For Turkey, which has kept the refugees barricaded on its mountain border on the grounds that it could not care for them on Turkish soil, the American decision was good news.

"Turkey's proposal to care for the refugees in Iraq has finally been accepted by the whole world," said Hayri Kozakcioglu, the governor of southeastern Turkey with headquarters in Diyarbakir, the world's largest Kurdish city.

Kozakcioglu said that Turkey would provide logistic support for the new camps to be located in Iraq on flatlands close to the Turkey-Iraq highway and starting not far from the Turkish border.

The Iraqi News Agency quoted Iraq's foreign minister, Ahmed Hussein Khuddayer al-Sammaraei, as saying it was unnecessary for allied troops to protect the refugees because Iraq had agreed to cooperate with U.N. relief plans.

U.N. officials, however, could not confirm that arrangements had been settled for the care of refugees in Iraq. U.S. officials said they didn't expect Iraq to interfere with the foreign troops.
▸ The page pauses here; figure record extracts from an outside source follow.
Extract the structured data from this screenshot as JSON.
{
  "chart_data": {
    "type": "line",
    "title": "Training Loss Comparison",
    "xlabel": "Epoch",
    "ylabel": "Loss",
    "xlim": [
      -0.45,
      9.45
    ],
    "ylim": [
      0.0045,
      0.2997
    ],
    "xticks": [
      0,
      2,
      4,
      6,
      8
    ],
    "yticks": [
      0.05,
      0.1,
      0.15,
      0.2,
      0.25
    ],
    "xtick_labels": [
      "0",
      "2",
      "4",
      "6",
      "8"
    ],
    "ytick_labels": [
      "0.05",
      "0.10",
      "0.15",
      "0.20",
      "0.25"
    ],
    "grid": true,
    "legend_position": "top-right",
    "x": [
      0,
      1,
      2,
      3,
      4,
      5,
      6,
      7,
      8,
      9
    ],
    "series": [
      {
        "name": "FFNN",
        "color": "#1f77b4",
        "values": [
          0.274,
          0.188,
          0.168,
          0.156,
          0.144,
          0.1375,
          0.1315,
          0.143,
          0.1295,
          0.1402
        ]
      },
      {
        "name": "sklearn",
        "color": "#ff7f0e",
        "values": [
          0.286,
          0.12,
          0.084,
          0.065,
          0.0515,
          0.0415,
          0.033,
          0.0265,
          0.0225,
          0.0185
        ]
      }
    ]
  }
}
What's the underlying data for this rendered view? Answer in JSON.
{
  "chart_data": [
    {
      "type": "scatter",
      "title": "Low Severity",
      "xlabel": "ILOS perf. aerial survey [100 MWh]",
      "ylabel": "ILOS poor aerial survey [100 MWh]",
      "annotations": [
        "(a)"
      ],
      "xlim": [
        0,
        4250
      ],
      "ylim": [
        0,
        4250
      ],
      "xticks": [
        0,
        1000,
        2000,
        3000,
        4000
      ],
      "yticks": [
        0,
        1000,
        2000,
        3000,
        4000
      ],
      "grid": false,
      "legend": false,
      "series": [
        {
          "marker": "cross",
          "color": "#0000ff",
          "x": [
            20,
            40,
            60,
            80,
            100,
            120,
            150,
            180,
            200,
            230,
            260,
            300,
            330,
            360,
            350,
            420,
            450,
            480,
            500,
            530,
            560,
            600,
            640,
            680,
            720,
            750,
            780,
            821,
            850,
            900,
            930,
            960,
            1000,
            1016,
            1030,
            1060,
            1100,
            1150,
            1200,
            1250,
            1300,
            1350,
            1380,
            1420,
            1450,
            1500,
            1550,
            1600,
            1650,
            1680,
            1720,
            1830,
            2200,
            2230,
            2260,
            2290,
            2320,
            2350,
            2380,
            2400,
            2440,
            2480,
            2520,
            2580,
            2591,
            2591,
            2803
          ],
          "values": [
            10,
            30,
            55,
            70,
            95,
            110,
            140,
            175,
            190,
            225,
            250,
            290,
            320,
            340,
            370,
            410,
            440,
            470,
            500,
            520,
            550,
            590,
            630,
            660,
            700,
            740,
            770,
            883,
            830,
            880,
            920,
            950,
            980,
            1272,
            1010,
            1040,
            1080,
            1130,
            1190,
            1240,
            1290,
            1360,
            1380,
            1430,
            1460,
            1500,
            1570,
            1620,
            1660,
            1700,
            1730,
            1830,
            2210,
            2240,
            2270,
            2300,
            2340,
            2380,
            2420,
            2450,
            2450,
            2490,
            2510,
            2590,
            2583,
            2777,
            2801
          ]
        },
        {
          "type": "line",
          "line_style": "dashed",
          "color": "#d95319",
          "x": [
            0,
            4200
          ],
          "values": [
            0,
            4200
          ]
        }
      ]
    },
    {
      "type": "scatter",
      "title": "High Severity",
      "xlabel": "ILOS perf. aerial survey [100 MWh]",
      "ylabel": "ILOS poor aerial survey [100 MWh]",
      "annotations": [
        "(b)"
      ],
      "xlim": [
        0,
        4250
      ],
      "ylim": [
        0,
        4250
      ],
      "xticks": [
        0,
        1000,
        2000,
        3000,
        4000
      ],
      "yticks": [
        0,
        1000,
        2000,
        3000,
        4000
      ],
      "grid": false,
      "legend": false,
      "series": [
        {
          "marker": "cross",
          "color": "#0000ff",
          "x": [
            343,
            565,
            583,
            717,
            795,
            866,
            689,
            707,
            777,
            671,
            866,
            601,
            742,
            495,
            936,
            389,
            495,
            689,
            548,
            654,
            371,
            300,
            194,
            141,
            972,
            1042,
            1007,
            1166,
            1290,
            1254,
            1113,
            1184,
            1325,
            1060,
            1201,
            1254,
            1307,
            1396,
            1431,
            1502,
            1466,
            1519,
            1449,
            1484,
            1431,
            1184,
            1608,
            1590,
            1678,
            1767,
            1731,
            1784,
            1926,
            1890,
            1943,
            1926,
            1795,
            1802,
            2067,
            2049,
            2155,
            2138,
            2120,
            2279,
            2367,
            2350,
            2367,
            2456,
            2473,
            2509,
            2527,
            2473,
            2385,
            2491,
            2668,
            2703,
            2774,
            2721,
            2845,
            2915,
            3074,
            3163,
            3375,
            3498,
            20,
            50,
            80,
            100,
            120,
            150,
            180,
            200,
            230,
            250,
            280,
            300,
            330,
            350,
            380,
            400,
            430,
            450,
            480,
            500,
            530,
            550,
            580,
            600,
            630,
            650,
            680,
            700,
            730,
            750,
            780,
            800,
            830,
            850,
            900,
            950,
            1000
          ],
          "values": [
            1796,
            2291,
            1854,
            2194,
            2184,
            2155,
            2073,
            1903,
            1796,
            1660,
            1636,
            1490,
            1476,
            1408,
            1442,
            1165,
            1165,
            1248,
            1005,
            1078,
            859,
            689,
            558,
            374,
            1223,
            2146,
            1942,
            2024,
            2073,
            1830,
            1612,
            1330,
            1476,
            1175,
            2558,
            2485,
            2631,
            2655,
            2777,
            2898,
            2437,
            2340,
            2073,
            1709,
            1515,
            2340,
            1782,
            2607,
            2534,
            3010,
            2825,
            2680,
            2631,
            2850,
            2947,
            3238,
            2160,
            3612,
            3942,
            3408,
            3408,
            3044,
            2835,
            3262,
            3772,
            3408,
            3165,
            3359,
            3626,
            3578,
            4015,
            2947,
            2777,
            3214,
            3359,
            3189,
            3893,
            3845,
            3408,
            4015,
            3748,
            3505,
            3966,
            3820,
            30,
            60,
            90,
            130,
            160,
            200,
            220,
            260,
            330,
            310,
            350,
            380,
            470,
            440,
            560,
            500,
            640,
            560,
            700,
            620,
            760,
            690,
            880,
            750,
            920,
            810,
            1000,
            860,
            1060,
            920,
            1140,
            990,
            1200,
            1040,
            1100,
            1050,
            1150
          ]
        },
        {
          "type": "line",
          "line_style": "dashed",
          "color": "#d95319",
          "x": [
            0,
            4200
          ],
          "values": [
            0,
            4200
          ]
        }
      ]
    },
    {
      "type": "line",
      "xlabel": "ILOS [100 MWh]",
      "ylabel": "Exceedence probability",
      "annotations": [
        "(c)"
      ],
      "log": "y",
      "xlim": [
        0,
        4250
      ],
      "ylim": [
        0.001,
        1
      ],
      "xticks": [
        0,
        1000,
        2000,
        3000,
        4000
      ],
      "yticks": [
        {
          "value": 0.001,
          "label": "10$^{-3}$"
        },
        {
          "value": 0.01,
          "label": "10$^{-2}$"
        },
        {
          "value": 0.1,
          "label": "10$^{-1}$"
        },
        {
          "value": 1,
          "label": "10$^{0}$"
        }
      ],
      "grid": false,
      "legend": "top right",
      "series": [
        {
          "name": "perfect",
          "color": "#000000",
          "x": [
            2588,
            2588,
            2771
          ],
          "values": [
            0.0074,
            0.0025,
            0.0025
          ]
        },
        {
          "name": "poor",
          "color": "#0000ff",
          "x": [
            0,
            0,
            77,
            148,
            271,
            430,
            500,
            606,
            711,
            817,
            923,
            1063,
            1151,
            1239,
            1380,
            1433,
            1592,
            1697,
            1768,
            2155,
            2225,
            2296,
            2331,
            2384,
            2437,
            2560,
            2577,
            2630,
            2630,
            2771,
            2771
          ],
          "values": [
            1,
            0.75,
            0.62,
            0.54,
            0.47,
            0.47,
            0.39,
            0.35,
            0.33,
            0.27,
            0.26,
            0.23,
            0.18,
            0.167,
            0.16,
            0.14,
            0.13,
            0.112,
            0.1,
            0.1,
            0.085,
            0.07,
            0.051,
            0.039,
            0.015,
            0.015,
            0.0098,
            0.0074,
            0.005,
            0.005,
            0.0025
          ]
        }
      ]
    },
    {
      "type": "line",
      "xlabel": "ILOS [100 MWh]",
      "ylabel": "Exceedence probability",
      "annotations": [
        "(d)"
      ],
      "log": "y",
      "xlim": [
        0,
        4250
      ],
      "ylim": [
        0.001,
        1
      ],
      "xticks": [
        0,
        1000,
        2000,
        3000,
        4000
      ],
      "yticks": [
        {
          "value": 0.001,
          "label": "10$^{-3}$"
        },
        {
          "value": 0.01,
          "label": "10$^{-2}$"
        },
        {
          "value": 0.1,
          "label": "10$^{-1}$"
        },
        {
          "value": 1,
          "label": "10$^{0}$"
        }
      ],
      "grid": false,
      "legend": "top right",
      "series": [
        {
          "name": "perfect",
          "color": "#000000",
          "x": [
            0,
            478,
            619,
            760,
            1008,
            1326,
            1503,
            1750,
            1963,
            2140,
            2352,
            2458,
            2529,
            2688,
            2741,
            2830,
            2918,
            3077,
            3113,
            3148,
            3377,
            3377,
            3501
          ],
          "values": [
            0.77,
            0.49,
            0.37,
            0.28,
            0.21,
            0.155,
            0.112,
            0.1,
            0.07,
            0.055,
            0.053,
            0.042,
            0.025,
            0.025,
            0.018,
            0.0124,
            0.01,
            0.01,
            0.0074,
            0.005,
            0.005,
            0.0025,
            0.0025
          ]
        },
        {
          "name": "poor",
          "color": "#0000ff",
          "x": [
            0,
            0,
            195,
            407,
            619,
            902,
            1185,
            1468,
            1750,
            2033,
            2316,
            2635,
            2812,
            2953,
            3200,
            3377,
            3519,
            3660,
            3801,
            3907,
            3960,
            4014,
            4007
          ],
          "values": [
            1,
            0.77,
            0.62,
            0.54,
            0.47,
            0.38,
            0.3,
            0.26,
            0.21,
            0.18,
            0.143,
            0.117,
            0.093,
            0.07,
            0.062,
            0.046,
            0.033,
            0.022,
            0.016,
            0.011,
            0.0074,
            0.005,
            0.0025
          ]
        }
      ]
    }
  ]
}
In the first nine days of the relief effort, a U.S.-British-French airlift delivered 1,350 tons of supplies to the refugees, said Navy Cmdr. John Woodhouse, spokesman for the U.S. military in Diyarbakir. As a measure of what is still to come, the United States is promising to deliver just over a pound of food and supplies per person to up to 700,000 people - about 350 tons a day.